Among the specific concerns raised by the IPRT:
- The failure of Minister McDowell's strategy to follow the comprehensive and multi-faceted approach to drugs set out in the Government's own National Drugs Strategy
- The failure to learn from and implement evidence-based best practice models from other jurisdictions
- The decision to implement discredited Mandatory Drug Testing policies [Last year, the Scottish Prison Service announced it was cancelling its Mandatory Drug testing programme after ten years of failure.]
- The failure to guarantee immediate access to drug treatment for prisoners who request it, even those who test positive as a result of Mandatory Drug Testing
- The failure to enhance or improve access to methadone.
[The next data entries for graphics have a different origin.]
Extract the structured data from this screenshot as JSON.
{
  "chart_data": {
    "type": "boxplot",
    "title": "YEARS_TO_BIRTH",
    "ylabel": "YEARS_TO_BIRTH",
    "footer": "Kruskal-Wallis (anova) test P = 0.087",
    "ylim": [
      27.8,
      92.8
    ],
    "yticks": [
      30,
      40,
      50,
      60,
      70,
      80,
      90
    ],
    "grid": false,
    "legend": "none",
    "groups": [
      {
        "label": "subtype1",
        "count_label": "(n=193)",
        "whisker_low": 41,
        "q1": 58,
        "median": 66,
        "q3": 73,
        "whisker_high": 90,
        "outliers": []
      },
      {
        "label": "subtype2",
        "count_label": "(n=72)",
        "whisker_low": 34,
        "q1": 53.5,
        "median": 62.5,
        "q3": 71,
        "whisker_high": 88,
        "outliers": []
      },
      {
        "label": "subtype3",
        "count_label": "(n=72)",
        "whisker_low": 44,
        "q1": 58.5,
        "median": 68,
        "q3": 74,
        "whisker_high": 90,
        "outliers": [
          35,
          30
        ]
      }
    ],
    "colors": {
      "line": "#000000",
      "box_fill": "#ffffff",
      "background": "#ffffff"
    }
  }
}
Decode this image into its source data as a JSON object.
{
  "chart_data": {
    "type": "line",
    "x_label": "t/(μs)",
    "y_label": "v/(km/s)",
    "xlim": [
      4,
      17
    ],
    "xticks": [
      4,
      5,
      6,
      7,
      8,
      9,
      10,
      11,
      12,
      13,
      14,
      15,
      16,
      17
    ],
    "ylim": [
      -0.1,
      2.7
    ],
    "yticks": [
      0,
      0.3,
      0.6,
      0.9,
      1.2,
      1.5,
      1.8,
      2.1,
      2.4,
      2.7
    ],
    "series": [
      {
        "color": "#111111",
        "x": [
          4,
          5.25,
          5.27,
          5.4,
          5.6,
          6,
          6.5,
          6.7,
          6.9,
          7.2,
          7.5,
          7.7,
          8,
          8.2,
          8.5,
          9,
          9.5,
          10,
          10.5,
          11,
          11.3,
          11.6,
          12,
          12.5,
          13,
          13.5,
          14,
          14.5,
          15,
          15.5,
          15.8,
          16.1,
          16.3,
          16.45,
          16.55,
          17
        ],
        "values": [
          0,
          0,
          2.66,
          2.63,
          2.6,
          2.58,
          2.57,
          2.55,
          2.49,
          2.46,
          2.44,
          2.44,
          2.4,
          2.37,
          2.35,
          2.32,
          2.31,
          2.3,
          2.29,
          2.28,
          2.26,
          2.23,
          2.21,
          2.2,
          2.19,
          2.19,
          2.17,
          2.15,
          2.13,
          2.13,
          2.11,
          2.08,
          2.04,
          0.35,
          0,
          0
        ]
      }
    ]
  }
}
Prisoners will still be unable to initiate methadone treatment in prisons.
- The refusal to provide HIV and Hepatitis C prevention measures in prisons, such as syringe exchange. This in a context where over 25% of prisoners are infected with Hepatitis C , and Irish prisons have some of the highest levels of injecting drug use in Western Europe.
- The failure to provide alternatives to prison for non-violent drug offenders, or those engaged in petty crime to support drug habits.
- The criminalisation of prisoners' families as the source of the drug problem in prisons.
"The National Drug Strategy adopts a multi-faceted and comprehensive approach to dealing with drug use in Ireland. Minister McDowell has obvioulsy decided that he knows better than the Government's own drug experts, and jettisoned the Government's own well-considerd approach to drugs," said Mr. Lines. "The results we see bear no resemblance to accepted good practice. Disturbingly, neither 'health' nor 'best practice' are terms found in the policy's statement of principles, which clearly shows it to be starting from a fundamentally flawed perspective."
"The Government's so-called 'heroin-free prisons' policy is little more than a justification for its own negligence, and its refusal to address drug use in prisons in a sensible or pragmatic manner. Yesterday's announcement is yet further evidence of this Government's willingness to play politics with a serious public health concern."